Une course-poursuite dans un dédale d'escaliers en métal d'une usine désaffectée, un homme tombe et se raccroche comme il peut à une poutrelle. Il supplie son poursuivant de lui tendre la main. Le premier est un tueur en série pédophile, le second un flic, Luther (Idris Elba) ; jeu de regards entre les deux en gros plan à la façon d'un western. Luther, d'un léger coup de pied, finit par pousser le meurtrier, qui s'écrase au sol. Pas mort, mais dans le coma. Malgré ses compétences, Luther est suspendu.
Après ce préambule qui apporte certaines clefs du caractère de l'inspecteur, le premier épisode de Luther, série britannique diffusée sur Canal +, commence sur une nouvelle enquête de Luther, qui reprend du service. Sa hiérarchie lui fait encore confiance, tout en le mettant en garde : « Respectez les procédures. » Elle sait que le policier reste fragile, en proie à des émotions qui le poussent à des accès de violence qu'il a du mal à contrôler ; d'autant que sa femme, Zoé (Indira Varma), le quitte pour un autre homme.
Il doit enquêter sur le meurtre d'un couple dont les cadavres ont été découverts par leur fille, Alice (Ruth Wilson). Commencent la procédure habituelle et les interrogatoires.
Que du classique somme toute pour une série policière. Mais Luther n'a rien de conventionnel, on peut faire confiance au créateur et scénariste anglais Neil Cross. Rapidement, l'inspecteur, guidé par son intuition et sa perspicacité, comprend qu'Alice a tué ses parents. Luther est sûr de se trouver en présence d'une femme très intelligente (elle a fait de brillantes études d'astrophysique) et complexe. Malgré le manque de preuves, il parle de son intime conviction à Alice.
Cette dernière ne se laisse pas démonter par ses accusations, n'infirme ni ne confirme, davantage intéressée que craintive. Elle comprend qu'elle a enfin devant elle un adversaire à sa mesure et le met au défi de l'arrêter. Commence entre Luther et la meurtrière présumée un étrange jeu où les protagonistes prennent tantôt le rôle du chat, tantôt celui de la souris. D'autant qu'Alice, sensible au charme cabossé du policier, veut l'aider à reconquérir sa femme et, comme on le verra dans les autres épisodes, à résoudre ses affaires criminelles. Alice, et c'est une originalité de la série, en devient le fil rouge, puisqu'on la retrouve tout au long des épisodes, y compris dans la deuxième saison.

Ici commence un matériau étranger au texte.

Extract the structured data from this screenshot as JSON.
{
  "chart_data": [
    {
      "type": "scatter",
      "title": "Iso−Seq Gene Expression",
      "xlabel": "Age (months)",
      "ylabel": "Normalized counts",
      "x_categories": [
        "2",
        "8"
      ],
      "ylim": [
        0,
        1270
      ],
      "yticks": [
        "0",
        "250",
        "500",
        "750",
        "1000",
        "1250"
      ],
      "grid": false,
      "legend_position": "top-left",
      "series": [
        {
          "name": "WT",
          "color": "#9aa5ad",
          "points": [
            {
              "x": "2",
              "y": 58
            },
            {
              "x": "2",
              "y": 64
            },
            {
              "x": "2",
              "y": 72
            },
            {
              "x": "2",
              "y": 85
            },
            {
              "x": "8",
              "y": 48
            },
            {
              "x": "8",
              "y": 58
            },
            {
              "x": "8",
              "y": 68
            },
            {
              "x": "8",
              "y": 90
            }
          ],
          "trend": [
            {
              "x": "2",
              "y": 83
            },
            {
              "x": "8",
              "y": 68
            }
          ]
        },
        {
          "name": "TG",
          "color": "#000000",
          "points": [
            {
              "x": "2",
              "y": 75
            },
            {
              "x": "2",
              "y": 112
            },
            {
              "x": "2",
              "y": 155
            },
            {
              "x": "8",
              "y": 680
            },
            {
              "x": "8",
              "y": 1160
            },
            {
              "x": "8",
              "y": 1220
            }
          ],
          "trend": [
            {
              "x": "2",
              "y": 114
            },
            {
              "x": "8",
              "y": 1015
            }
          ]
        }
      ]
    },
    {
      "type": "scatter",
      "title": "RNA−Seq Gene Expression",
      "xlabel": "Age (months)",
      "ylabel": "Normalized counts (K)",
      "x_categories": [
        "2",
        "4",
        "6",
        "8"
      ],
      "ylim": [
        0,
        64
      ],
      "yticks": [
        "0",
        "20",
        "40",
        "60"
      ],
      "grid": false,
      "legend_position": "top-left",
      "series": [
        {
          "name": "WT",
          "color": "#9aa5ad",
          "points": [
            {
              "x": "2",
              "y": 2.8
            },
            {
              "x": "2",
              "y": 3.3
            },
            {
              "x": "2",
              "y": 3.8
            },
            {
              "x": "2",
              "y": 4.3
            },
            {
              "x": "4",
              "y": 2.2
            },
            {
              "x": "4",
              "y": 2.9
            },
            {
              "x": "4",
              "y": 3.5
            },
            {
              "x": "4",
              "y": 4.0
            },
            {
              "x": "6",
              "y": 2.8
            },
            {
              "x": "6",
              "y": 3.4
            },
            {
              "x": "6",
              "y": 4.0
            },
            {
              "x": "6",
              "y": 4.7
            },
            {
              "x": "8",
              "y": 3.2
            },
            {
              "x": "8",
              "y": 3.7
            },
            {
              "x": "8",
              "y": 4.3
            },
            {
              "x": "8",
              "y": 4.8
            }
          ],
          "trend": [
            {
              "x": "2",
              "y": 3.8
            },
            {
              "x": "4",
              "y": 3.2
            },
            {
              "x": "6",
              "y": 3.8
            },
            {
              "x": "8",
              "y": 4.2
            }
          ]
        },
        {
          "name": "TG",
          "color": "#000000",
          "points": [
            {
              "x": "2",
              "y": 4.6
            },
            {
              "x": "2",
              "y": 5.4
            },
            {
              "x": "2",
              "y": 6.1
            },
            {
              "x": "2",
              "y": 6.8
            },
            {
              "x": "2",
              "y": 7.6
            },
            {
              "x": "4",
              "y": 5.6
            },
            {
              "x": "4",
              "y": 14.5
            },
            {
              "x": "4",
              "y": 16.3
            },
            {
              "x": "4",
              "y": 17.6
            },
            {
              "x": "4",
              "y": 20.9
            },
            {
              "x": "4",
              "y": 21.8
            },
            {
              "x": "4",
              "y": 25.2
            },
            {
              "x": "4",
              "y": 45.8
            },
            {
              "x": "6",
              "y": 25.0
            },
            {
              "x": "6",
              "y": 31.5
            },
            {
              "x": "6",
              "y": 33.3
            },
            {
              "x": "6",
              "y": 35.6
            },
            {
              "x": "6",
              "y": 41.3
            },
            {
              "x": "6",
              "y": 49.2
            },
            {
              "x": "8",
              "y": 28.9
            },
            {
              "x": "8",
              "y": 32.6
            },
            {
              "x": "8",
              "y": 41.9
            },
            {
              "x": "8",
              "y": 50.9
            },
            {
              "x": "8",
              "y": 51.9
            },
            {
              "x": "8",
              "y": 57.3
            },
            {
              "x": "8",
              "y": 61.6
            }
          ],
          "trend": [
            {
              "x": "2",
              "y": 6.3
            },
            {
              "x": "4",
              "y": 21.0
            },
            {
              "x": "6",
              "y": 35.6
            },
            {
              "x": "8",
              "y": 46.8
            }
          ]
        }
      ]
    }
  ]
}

Idris Elba (Golden Globe du meilleur acteur pour Luther en 2012) porte sa série de bout en bout grâce à son charisme, sa psychologie (à la façon de Tim Roth dans Lie to Me, il sait interpréter les détails du langage corporel) et ses défauts qui entament sa cuirasse en évitant d'en faire un superflic. On est loin du manichéisme façon Experts.

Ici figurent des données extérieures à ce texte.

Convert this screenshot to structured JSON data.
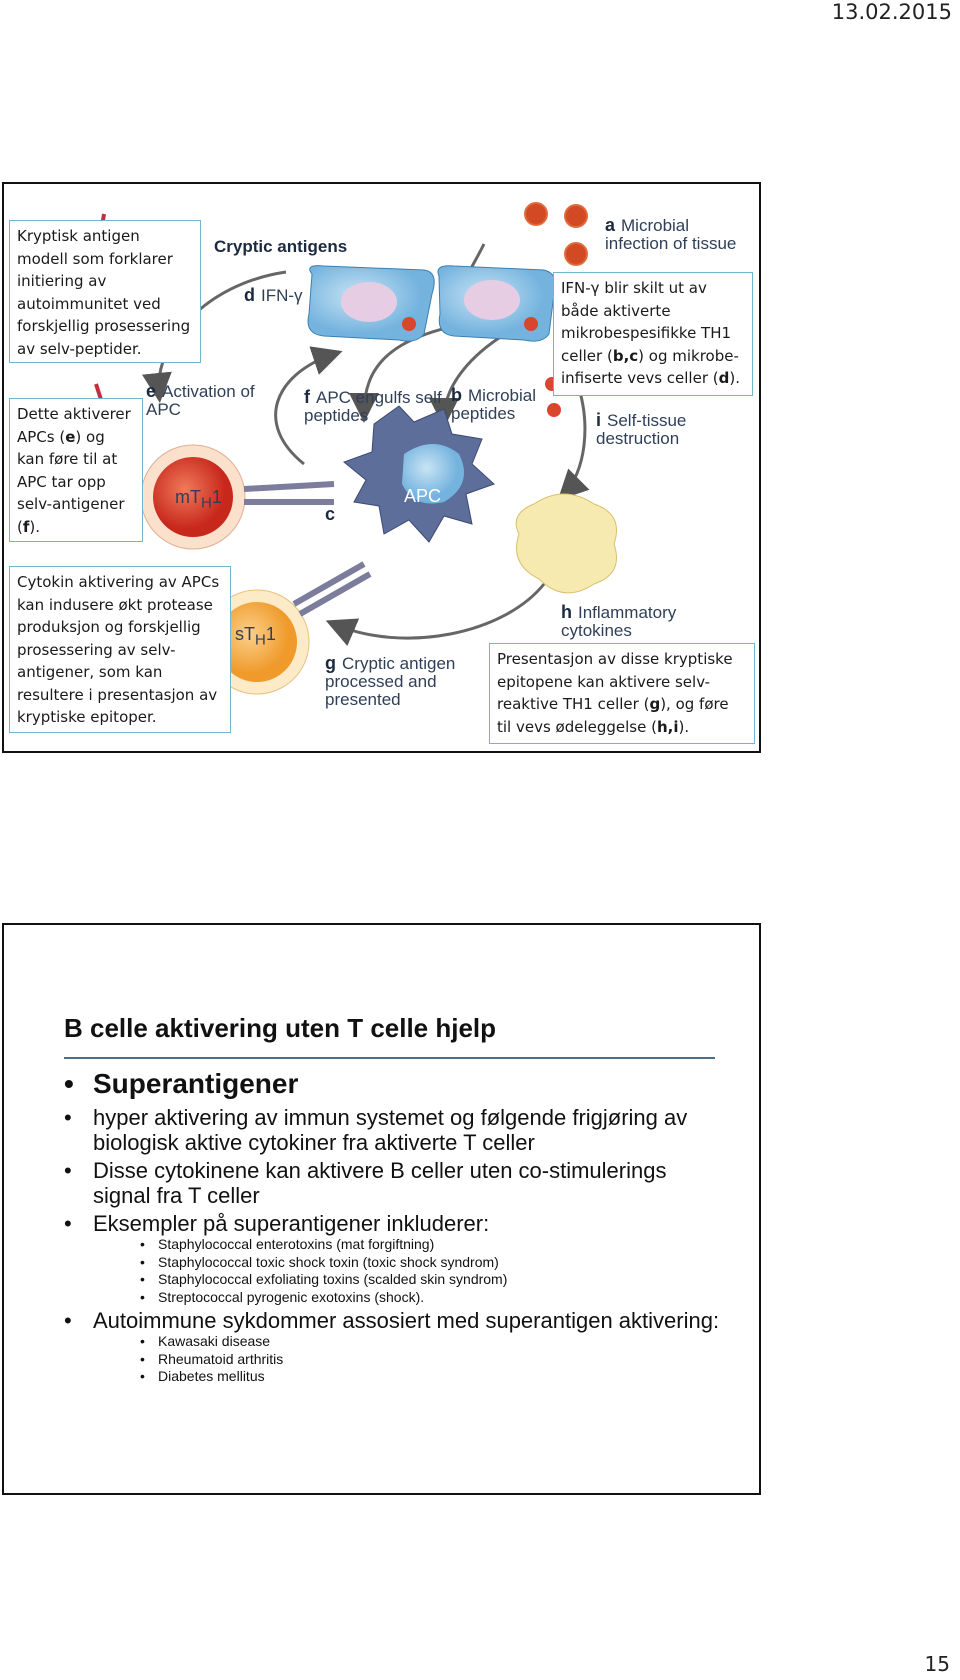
{
  "header": {
    "date": "13.02.2015"
  },
  "slide1": {
    "figure": {
      "title": "Cryptic antigens",
      "labels": [
        {
          "letter": "a",
          "text": "Microbial infection of tissue"
        },
        {
          "letter": "d",
          "text": "IFN-γ"
        },
        {
          "letter": "e",
          "text": "Activation of APC"
        },
        {
          "letter": "f",
          "text": "APC engulfs self peptides"
        },
        {
          "letter": "b",
          "text": "Microbial peptides"
        },
        {
          "letter": "i",
          "text": "Self-tissue destruction"
        },
        {
          "letter": "c"
        },
        {
          "letter": "g",
          "text": "Cryptic antigen processed and presented"
        },
        {
          "letter": "h",
          "text": "Inflammatory cytokines"
        }
      ],
      "cells": [
        {
          "prefix": "mT",
          "sub": "H",
          "suffix": "1"
        },
        {
          "prefix": "sT",
          "sub": "H",
          "suffix": "1"
        },
        {
          "prefix": "APC"
        }
      ]
    },
    "callouts": [
      [
        "Kryptisk antigen modell som forklarer initiering av autoimmunitet ved forskjellig prosessering av selv-peptider."
      ],
      [
        "Dette aktiverer APCs (",
        "e",
        ") og kan føre til at APC tar opp selv-antigener (",
        "f",
        ")."
      ],
      [
        "Cytokin aktivering av APCs kan indusere økt protease produksjon og forskjellig prosessering av selv-antigener, som kan resultere i presentasjon av kryptiske epitoper."
      ],
      [
        "IFN-γ blir skilt ut av både aktiverte mikrobespesifikke TH1 celler (",
        "b,c",
        ") og mikrobe-infiserte vevs celler (",
        "d",
        ")."
      ],
      [
        "Presentasjon av disse kryptiske epitopene kan aktivere selv-reaktive TH1 celler (",
        "g",
        "), og føre til vevs ødeleggelse (",
        "h,i",
        ")."
      ]
    ]
  },
  "slide2": {
    "title": "B celle aktivering uten T celle hjelp",
    "bullets": [
      {
        "level": 0,
        "text": "Superantigener"
      },
      {
        "level": 1,
        "text": "hyper aktivering av immun systemet og følgende frigjøring av biologisk aktive cytokiner fra aktiverte T celler"
      },
      {
        "level": 1,
        "text": "Disse cytokinene kan aktivere B celler uten co-stimulerings signal fra T celler"
      },
      {
        "level": 1,
        "text": "Eksempler på superantigener inkluderer:"
      },
      {
        "level": 2,
        "text": "Staphylococcal enterotoxins (mat forgiftning)"
      },
      {
        "level": 2,
        "text": "Staphylococcal toxic shock toxin (toxic shock syndrom)"
      },
      {
        "level": 2,
        "text": "Staphylococcal exfoliating toxins (scalded skin syndrom)"
      },
      {
        "level": 2,
        "text": "Streptococcal pyrogenic exotoxins (shock)."
      },
      {
        "level": 1,
        "text": "Autoimmune sykdommer assosiert med superantigen aktivering:"
      },
      {
        "level": 2,
        "text": "Kawasaki disease"
      },
      {
        "level": 2,
        "text": "Rheumatoid arthritis"
      },
      {
        "level": 2,
        "text": "Diabetes mellitus"
      }
    ]
  },
  "footer": {
    "page": "15"
  }
}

Comme souvent dans les productions britanniques, la réalisation est de qualité, tout comme l'image et la lumière, et le réalisme de certaines scènes accentue l'atmosphère sombre dans laquelle est baignée la série, à l'instar de son héros. À noter, le générique porté par Paradise Circus, une composition du groupe Massive Attack.